Eu tentava entender porque ela varria todo santo dia aquele bendito terreiro, a poeira levantava com o vento, levantava o vestido, mas a velha continuava cantando e recantando, sem parar. Pensava eu que varrer a poeira daquele desertão todo era pretexto de cantar pro mundo. O que ela varria, na verdade, era o desalinho que carregava no peito, esse mormaço da alma, que não deixa nada vingar. A terra desiludida é igual o coração da gente, podre, sem vontade de nascer nada.

O silêncio não existe mais, nem voz, nem som, nem ronco, resmungo. Foi assim que descobri que minha vó nunca foi muda, só não era acostumada a falar que nem a gente, que é criança e gosta de tagarelar feito papagaio. Ela me disse certa vez que o desgosto acabou com o tesão dela. Eu nem sabia o que era o desgosto, eu nem sabia conceber as palavras direito... Eu achava que desgosto era só a cara feia de fome, ou bicho de pé comendo a carne do mindinho. Anos mais tarde, vi como é ruim saber o significado das palavras. Desgosto dói muito, sabe? A vó tinha razão.
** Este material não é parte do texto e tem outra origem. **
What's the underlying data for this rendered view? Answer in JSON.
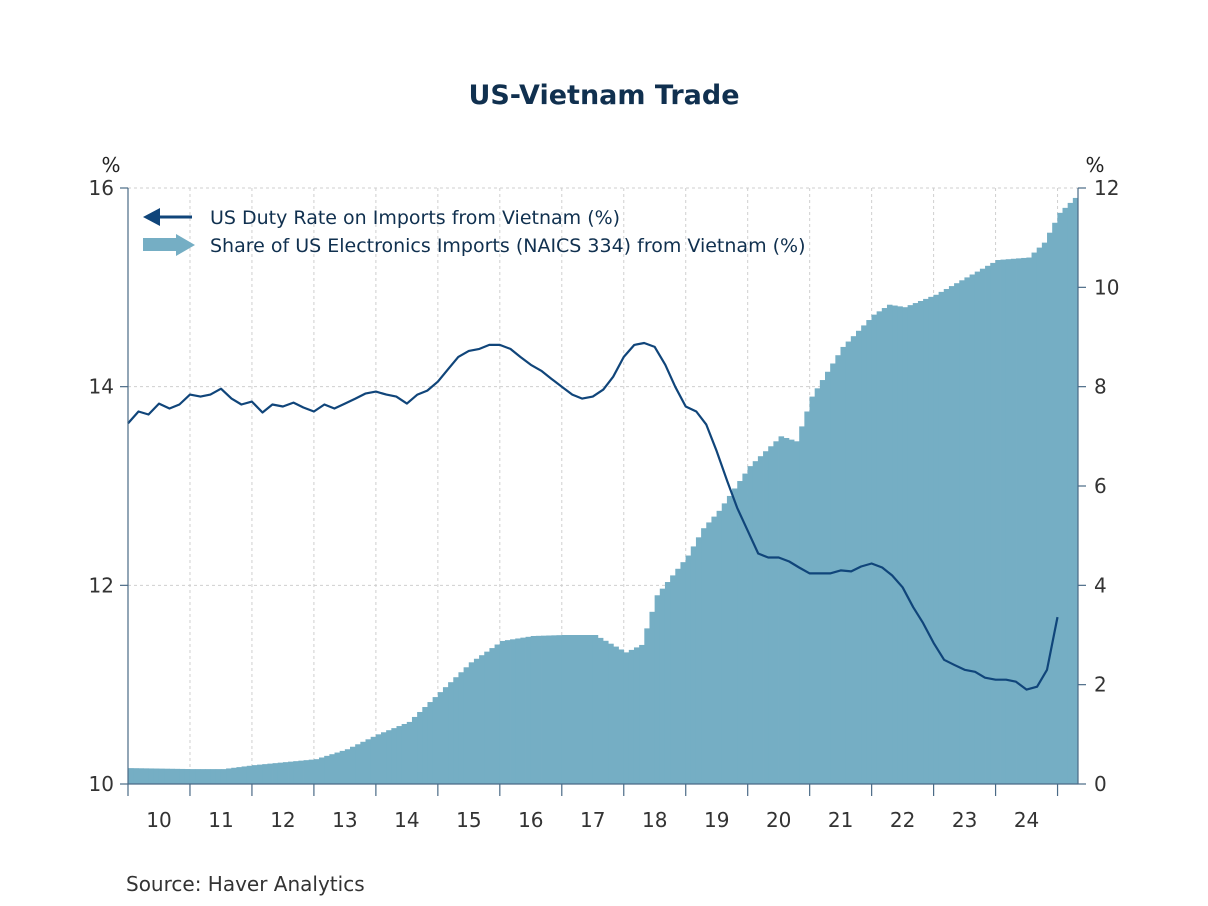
{
  "chart_data": {
    "type": "bar+line",
    "title": "US-Vietnam Trade",
    "left_axis_unit": "%",
    "right_axis_unit": "%",
    "left_ylim": [
      10,
      16
    ],
    "right_ylim": [
      0,
      12
    ],
    "left_ticks": [
      "10",
      "12",
      "14",
      "16"
    ],
    "right_ticks": [
      "0",
      "2",
      "4",
      "6",
      "8",
      "10",
      "12"
    ],
    "x_labels": [
      "10",
      "11",
      "12",
      "13",
      "14",
      "15",
      "16",
      "17",
      "18",
      "19",
      "20",
      "21",
      "22",
      "23",
      "24"
    ],
    "x_start": 2010.0,
    "x_end": 2025.33,
    "legend": [
      {
        "label": "US Duty Rate on Imports from Vietnam (%)",
        "axis": "left",
        "color": "#10457a"
      },
      {
        "label": "Share of US Electronics Imports (NAICS 334) from Vietnam (%)",
        "axis": "right",
        "color": "#75aec4"
      }
    ],
    "series": [
      {
        "name": "US Duty Rate on Imports from Vietnam (%)",
        "type": "line",
        "axis": "left",
        "points": [
          [
            2010.0,
            13.63
          ],
          [
            2010.17,
            13.75
          ],
          [
            2010.33,
            13.72
          ],
          [
            2010.5,
            13.83
          ],
          [
            2010.67,
            13.78
          ],
          [
            2010.83,
            13.82
          ],
          [
            2011.0,
            13.92
          ],
          [
            2011.17,
            13.9
          ],
          [
            2011.33,
            13.92
          ],
          [
            2011.5,
            13.98
          ],
          [
            2011.67,
            13.88
          ],
          [
            2011.83,
            13.82
          ],
          [
            2012.0,
            13.85
          ],
          [
            2012.17,
            13.74
          ],
          [
            2012.33,
            13.82
          ],
          [
            2012.5,
            13.8
          ],
          [
            2012.67,
            13.84
          ],
          [
            2012.83,
            13.79
          ],
          [
            2013.0,
            13.75
          ],
          [
            2013.17,
            13.82
          ],
          [
            2013.33,
            13.78
          ],
          [
            2013.5,
            13.83
          ],
          [
            2013.67,
            13.88
          ],
          [
            2013.83,
            13.93
          ],
          [
            2014.0,
            13.95
          ],
          [
            2014.17,
            13.92
          ],
          [
            2014.33,
            13.9
          ],
          [
            2014.5,
            13.83
          ],
          [
            2014.67,
            13.92
          ],
          [
            2014.83,
            13.96
          ],
          [
            2015.0,
            14.05
          ],
          [
            2015.17,
            14.18
          ],
          [
            2015.33,
            14.3
          ],
          [
            2015.5,
            14.36
          ],
          [
            2015.67,
            14.38
          ],
          [
            2015.83,
            14.42
          ],
          [
            2016.0,
            14.42
          ],
          [
            2016.17,
            14.38
          ],
          [
            2016.33,
            14.3
          ],
          [
            2016.5,
            14.22
          ],
          [
            2016.67,
            14.16
          ],
          [
            2016.83,
            14.08
          ],
          [
            2017.0,
            14.0
          ],
          [
            2017.17,
            13.92
          ],
          [
            2017.33,
            13.88
          ],
          [
            2017.5,
            13.9
          ],
          [
            2017.67,
            13.97
          ],
          [
            2017.83,
            14.1
          ],
          [
            2018.0,
            14.3
          ],
          [
            2018.17,
            14.42
          ],
          [
            2018.33,
            14.44
          ],
          [
            2018.5,
            14.4
          ],
          [
            2018.67,
            14.22
          ],
          [
            2018.83,
            14.0
          ],
          [
            2019.0,
            13.8
          ],
          [
            2019.17,
            13.75
          ],
          [
            2019.33,
            13.62
          ],
          [
            2019.5,
            13.35
          ],
          [
            2019.67,
            13.05
          ],
          [
            2019.83,
            12.78
          ],
          [
            2020.0,
            12.55
          ],
          [
            2020.17,
            12.32
          ],
          [
            2020.33,
            12.28
          ],
          [
            2020.5,
            12.28
          ],
          [
            2020.67,
            12.24
          ],
          [
            2020.83,
            12.18
          ],
          [
            2021.0,
            12.12
          ],
          [
            2021.17,
            12.12
          ],
          [
            2021.33,
            12.12
          ],
          [
            2021.5,
            12.15
          ],
          [
            2021.67,
            12.14
          ],
          [
            2021.83,
            12.19
          ],
          [
            2022.0,
            12.22
          ],
          [
            2022.17,
            12.18
          ],
          [
            2022.33,
            12.1
          ],
          [
            2022.5,
            11.98
          ],
          [
            2022.67,
            11.78
          ],
          [
            2022.83,
            11.62
          ],
          [
            2023.0,
            11.42
          ],
          [
            2023.17,
            11.25
          ],
          [
            2023.33,
            11.2
          ],
          [
            2023.5,
            11.15
          ],
          [
            2023.67,
            11.13
          ],
          [
            2023.83,
            11.07
          ],
          [
            2024.0,
            11.05
          ],
          [
            2024.17,
            11.05
          ],
          [
            2024.33,
            11.03
          ],
          [
            2024.5,
            10.95
          ],
          [
            2024.67,
            10.98
          ],
          [
            2024.83,
            11.15
          ],
          [
            2025.0,
            11.68
          ]
        ]
      },
      {
        "name": "Share of US Electronics Imports (NAICS 334) from Vietnam (%)",
        "type": "bar",
        "axis": "right",
        "points": [
          [
            2010.0,
            0.32
          ],
          [
            2011.0,
            0.3
          ],
          [
            2011.5,
            0.3
          ],
          [
            2012.0,
            0.38
          ],
          [
            2012.5,
            0.44
          ],
          [
            2013.0,
            0.5
          ],
          [
            2013.5,
            0.7
          ],
          [
            2014.0,
            1.0
          ],
          [
            2014.5,
            1.25
          ],
          [
            2015.0,
            1.85
          ],
          [
            2015.5,
            2.45
          ],
          [
            2016.0,
            2.88
          ],
          [
            2016.5,
            2.98
          ],
          [
            2017.0,
            3.0
          ],
          [
            2017.5,
            3.0
          ],
          [
            2018.0,
            2.65
          ],
          [
            2018.25,
            2.8
          ],
          [
            2018.5,
            3.8
          ],
          [
            2019.0,
            4.6
          ],
          [
            2019.25,
            5.15
          ],
          [
            2019.5,
            5.5
          ],
          [
            2020.0,
            6.4
          ],
          [
            2020.5,
            7.0
          ],
          [
            2020.75,
            6.9
          ],
          [
            2021.0,
            7.8
          ],
          [
            2021.5,
            8.8
          ],
          [
            2022.0,
            9.45
          ],
          [
            2022.25,
            9.65
          ],
          [
            2022.5,
            9.6
          ],
          [
            2023.0,
            9.85
          ],
          [
            2023.5,
            10.2
          ],
          [
            2024.0,
            10.55
          ],
          [
            2024.5,
            10.6
          ],
          [
            2024.75,
            10.9
          ],
          [
            2025.0,
            11.5
          ],
          [
            2025.25,
            11.8
          ]
        ]
      }
    ]
  },
  "source": "Source:  Haver Analytics"
}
Eu ficava ali, sentado num tijolo ao lado da porta, com os olhos remelentos, as pernas magras encolhidinhas, encolhidinhas, sentindo o vento. A velha cantarolava e parecia que dançava com a vassoura, dançava mesmo. Era um vai-vem sem rumo, na poeira e no vento, varrendo o deserto, o terreiro da alma. Varria mais o deserto de poeira que os cômodos da casa de taipa. Lá dentro ficava tudo branquinho, dava até pra desenhar nas panelas. Lá fora, juntava aquela tempestade de areia, que sumia no meio do nada. O vô Tião debruçava no monte de tijolos e ficava igualzinho as panelas, juntava poeira na barba açucarada de pinga, na testa suada que o sol começava a queimar. O velho acordava com a garrafa na mão, tossindo feito um cavalo, batendo a poeira da roupa suja, reclamando qualquer coisa que eu não entendia bem. Ficava eu e ele, nós dois, olhando minha vó varrer o quintal. Eu de cá e ele de lá. Depois a vó me aparecia com os cabelos desgrenhados, parecendo bruxa, e as gotinhas de suor faziam bigode. Me mandava ir entrando, que o sol ainda não se fez inteiro, que é cedo demais pra criança sair da cama. Cedo demais. Era cedo demais para entender as coisas, era cedo demais para tentar entender essa limpeza que fazemos na alma.